D'après Frandroid, le marché du vélo électrique en Europe ne connaît pas l’essor fulgurant que certaines projections laissaient entrevoir. Autant dire que les estimations évoquant un taux de pénétration de 80 % des ventes dans certains pays de l’Union européenne relèvent désormais de la fiction. La réalité des chiffres, elle, se situe plutôt autour de 50 % dans les marchés les plus matures, signe d’un ralentissement notable de la croissance de ce secteur en pleine mutation.
Ce qu'il faut retenir
- Taux de pénétration : le vélo électrique plafonne à 50 % des ventes dans les pays européens les plus avancés, loin des 80 % initialement anticipés.
- Baisse des prix : pour la première fois, le prix moyen des vélos électriques recule en Europe, un indicateur de maturité du marché.
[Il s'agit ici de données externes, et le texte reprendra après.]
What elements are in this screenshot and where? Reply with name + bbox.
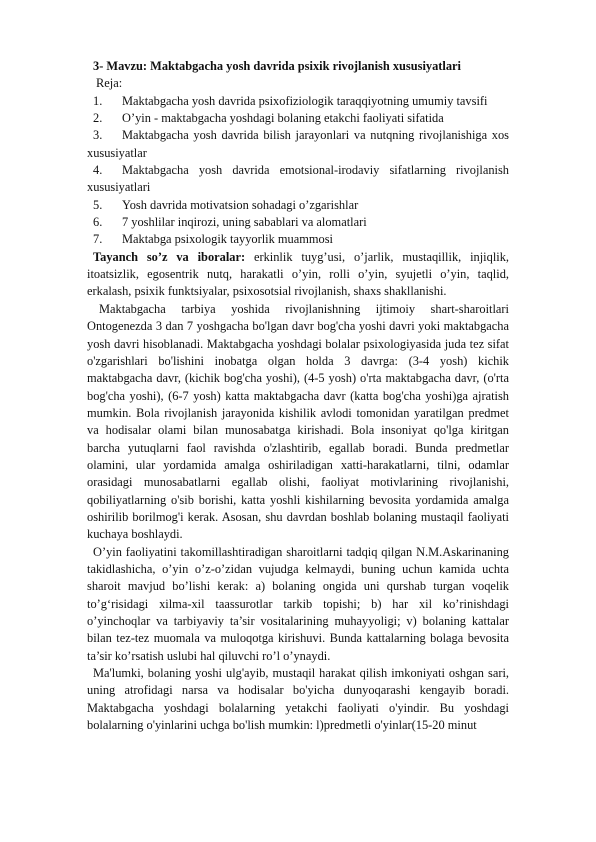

- Diversité des marchés : les écarts entre pays restent marqués, avec des performances très variables selon les régions de l’UE.
Un marché loin des ambitions initiales
Les projections les plus optimistes tablaient sur une domination écrasante du vélo électrique dans les achats de deux-roues motorisés en Europe. Pourtant, comme le rapporte Frandroid, la réalité est bien différente. « Le marché plafonne autour de 50 % dans les pays les plus avancés », souligne une analyse récente. Ce chiffre, bien que significatif, reste très en deçà des scénarios les plus ambitieux, qui imaginaient une part de marché proche de 80 %. Côté utilisateurs, cette stagnation s’explique en partie par un changement de comportement : après des années de croissance exponentielle, le marché semble atteindre un seuil de saturation naturelle.
Le recul des prix, un signe de maturité
Autre indicateur clé : pour la première fois, le prix moyen des vélos électriques recule en Europe. « Cette baisse reflète une meilleure accessibilité du produit », explique un expert du secteur. Autrement dit, le marché entre dans une phase de consolidation. Les marges se resserrent, les fabricants ajustent leurs tarifs pour séduire une clientèle désormais plus exigeante. Cette évolution marque un tournant : après des années de hausse des prix liée à la rareté des composants et à la demande galopante, l’offre se structure et les coûts se normalisent.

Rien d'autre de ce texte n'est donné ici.